In this way, the compressor 4 is not operated at high capacity during cooling operation.

This means that the load is 3 times lower during cooling operation than during heating operation.
This is because the efficiency is higher when the number is 0 to 40 times smaller and the compressor 4 is operated at a lower capacity.

As described above, according to the present invention, the compressor can be operated at a low capacity with high operating efficiency during the cooling operation where the load is 30 to 40φ smaller than during the heating operation, and this makes it possible to operate the compressor at a low capacity with high operating efficiency. The performance is significantly improved, and power consumption can be significantly reduced.

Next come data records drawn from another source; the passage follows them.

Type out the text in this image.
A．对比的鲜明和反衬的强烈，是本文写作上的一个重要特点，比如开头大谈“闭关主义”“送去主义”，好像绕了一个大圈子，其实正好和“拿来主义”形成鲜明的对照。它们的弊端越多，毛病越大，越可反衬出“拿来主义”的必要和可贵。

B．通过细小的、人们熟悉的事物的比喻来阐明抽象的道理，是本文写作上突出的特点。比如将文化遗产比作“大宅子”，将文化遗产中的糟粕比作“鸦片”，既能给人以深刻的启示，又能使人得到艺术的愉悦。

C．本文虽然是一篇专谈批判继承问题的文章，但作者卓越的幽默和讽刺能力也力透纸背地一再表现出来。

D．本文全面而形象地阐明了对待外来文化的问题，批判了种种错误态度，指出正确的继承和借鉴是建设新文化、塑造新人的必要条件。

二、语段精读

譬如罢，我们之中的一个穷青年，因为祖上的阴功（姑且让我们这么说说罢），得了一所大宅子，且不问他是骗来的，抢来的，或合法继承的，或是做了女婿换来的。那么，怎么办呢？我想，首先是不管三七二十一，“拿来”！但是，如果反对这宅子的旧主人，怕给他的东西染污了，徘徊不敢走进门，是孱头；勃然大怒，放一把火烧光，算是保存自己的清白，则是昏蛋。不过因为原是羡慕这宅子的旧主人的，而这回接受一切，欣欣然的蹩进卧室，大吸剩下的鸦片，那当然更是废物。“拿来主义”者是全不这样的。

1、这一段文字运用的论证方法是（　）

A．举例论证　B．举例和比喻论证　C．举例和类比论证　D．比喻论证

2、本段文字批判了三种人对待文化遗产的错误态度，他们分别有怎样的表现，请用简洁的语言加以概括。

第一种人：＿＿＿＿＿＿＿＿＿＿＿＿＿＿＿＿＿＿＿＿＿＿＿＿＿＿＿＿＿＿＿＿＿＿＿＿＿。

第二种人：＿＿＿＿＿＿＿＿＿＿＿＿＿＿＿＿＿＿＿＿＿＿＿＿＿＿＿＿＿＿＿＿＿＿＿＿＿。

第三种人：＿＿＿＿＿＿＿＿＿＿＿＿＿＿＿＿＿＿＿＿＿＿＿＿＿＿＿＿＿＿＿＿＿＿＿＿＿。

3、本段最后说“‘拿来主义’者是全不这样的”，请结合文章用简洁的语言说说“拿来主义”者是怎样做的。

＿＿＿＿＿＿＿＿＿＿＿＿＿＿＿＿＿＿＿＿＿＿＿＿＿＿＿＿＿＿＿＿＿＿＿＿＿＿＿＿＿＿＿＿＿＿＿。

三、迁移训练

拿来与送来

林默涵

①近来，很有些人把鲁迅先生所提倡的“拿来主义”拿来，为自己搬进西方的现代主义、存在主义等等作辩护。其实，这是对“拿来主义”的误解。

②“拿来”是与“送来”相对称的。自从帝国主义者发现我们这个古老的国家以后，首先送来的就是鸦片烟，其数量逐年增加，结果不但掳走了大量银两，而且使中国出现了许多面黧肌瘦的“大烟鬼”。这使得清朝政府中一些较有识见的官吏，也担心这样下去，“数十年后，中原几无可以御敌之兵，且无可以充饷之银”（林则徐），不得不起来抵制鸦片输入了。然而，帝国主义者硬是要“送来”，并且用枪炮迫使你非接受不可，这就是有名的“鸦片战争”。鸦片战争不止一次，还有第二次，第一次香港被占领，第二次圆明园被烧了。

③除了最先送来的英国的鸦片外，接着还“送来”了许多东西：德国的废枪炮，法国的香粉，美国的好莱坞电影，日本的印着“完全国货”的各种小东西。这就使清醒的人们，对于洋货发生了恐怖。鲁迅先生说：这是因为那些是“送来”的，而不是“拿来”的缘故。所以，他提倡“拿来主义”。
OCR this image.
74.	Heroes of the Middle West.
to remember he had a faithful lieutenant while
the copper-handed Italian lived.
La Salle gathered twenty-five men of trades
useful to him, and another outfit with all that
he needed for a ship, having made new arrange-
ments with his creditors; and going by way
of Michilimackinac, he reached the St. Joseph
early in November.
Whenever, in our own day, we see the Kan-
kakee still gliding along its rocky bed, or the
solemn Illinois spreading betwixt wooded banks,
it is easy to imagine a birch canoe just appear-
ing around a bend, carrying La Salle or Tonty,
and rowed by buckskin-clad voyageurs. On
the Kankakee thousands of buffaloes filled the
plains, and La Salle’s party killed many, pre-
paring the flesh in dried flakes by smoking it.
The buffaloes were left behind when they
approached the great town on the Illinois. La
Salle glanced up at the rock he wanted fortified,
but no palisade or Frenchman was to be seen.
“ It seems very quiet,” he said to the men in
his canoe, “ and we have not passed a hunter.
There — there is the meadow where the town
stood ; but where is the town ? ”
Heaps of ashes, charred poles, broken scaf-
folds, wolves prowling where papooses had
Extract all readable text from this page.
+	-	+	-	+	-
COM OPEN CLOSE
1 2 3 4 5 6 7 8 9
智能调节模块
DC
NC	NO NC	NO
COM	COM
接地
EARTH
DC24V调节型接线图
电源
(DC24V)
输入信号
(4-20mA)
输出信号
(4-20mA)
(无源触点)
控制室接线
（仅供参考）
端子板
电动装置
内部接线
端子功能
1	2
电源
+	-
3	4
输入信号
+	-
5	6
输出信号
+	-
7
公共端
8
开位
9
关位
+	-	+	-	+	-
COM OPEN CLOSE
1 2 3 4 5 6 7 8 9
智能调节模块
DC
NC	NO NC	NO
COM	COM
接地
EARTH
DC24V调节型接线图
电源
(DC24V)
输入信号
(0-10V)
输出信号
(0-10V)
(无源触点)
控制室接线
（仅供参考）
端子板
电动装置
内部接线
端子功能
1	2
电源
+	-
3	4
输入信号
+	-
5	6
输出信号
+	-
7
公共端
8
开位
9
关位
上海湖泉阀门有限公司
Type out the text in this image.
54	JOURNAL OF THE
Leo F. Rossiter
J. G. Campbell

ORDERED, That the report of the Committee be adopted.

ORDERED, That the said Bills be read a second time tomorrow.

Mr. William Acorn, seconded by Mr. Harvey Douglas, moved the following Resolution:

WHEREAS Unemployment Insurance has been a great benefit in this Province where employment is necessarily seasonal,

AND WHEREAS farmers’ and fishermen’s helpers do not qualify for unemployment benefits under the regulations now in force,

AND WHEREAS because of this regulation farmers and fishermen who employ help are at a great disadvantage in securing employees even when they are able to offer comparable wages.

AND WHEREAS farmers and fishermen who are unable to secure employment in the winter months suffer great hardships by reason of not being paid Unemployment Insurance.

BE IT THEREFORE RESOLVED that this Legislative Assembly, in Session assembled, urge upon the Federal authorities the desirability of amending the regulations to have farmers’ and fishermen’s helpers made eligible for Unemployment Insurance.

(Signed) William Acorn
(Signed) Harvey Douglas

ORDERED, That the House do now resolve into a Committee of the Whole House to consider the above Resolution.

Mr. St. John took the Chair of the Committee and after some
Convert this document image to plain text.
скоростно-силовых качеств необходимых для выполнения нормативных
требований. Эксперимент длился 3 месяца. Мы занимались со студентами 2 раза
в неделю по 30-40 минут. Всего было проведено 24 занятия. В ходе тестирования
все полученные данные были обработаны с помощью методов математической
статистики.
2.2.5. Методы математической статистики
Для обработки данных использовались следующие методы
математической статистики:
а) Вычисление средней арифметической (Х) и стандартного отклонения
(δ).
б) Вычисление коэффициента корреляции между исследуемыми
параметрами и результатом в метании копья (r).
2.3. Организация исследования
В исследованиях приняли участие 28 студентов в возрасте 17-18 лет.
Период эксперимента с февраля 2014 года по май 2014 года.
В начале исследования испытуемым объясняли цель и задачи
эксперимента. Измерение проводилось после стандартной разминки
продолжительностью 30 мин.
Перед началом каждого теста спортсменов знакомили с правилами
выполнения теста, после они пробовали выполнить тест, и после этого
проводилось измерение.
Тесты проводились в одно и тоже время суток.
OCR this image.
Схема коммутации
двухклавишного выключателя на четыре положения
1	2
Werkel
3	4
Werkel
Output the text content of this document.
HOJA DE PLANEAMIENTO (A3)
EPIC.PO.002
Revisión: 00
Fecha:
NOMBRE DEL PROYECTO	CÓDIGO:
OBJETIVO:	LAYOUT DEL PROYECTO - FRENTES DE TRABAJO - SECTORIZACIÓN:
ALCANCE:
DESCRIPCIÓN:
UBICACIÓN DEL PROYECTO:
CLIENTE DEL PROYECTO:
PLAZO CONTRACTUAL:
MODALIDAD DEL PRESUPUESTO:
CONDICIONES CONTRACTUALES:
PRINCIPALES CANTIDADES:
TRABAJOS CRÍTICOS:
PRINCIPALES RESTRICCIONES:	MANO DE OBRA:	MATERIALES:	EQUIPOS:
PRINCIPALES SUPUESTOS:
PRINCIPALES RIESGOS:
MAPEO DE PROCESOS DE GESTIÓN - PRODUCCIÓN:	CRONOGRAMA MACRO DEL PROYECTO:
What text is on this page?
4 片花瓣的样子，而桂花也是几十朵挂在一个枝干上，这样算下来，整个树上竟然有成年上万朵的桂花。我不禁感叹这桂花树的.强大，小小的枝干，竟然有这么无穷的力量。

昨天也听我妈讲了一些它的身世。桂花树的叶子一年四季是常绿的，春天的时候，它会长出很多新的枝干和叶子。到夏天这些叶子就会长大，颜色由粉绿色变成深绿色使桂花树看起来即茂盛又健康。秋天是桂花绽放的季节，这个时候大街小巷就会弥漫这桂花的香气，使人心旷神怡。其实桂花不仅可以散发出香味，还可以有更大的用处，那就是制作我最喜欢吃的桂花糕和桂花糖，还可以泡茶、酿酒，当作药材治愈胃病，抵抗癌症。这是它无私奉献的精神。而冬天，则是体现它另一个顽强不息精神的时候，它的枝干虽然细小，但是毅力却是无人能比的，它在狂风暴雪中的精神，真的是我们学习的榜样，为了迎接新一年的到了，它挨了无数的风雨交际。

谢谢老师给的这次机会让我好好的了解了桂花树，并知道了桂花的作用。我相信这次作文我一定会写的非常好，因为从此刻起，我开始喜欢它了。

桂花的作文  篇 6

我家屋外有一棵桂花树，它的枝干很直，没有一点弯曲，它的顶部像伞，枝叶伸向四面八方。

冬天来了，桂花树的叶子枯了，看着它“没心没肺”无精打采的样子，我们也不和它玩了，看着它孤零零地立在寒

[Brief explanation of the drawing]

FIG. 1 is a circuit diagram of a compressor control device according to an embodiment of the present invention, FIG. 2 is a diagram showing an example of the operating state of a compressor controlled by the device during heating, and FIG. 3 is a diagram of the same device. FIG. 3 is a diagram showing an example of the operating state of the compressor during cooling, which is controlled by the compressor. 1... Operation switch, 2... Temperature controller, 2a... First movable contact, 2b...
Second movable contact, 2c...First fixed contact, 2d.
...Second fixed contact, 2e...Third fixed contact, 2f...Fourth fixed contact, 3...Detector, 4...・Compressor, 4a...4-pole winding, 4b...2-pole winding, 5...cooling/heating changeover switch, 5A...1st movable pole , 5A...
...Second movable pole, 5a...First fixed pole, 5b
...Second fixed pole, 5c...Third fixed pole, 5d...Fourth fixed pole, 6...Pole number switching device, 6a... ... Coil, 7... Four-way valve coil, 8a... Coil.

Claims (1)

[Claims] 1. A compressor that operates at high capacity and low capacity, a detector that detects room temperature, and the room temperature detected by this detector activates the first and second movable contacts, and when the temperature is high, the first fixed contact and The third fixed contact is closed and at medium temperature,
A temperature regulator that closes the first fixed contact and the fourth fixed contact and closes the second fixed contact and the fourth fixed contact when the temperature is low, and the first movable pole and the second movable pole, respectively, during cooling, A cooling/heating changeover switch is provided that closes the first fixed pole and the third fixed pole, and closes the second fixed pole and the fourth fixed contact during heating. Connect the first movable contact and the second movable contact, connect the third fixed contact and fourth fixed contact of the temperature controller to the third fixed pole and fourth fixed pole of the cooling/heating changeover switch, respectively, and The second movable pole that switches between the third fixed pole and the fourth fixed pole is connected to the other end of the power supply via the coil of the power supply relay, and the first movable pole is connected to the fourth fixed pole. A pole is connected to the other end of the power source via a four-way valve coil, and a second fixed contact of the temperature regulator is connected to the other end of the power source via a coil of a pole number switching device. Connect one end of another power supply, the movable pole and fixed pole of the power supply relay, and the movable pole of the pole number switching device in series, and connect the first fixed pole of the pole number switching device to the 4-pole winding of the compressor. A compressor control device connected to the other end of the power source, and a second fixed pole of a pole number switching device connected to the other end of the power source via a two-pole winding.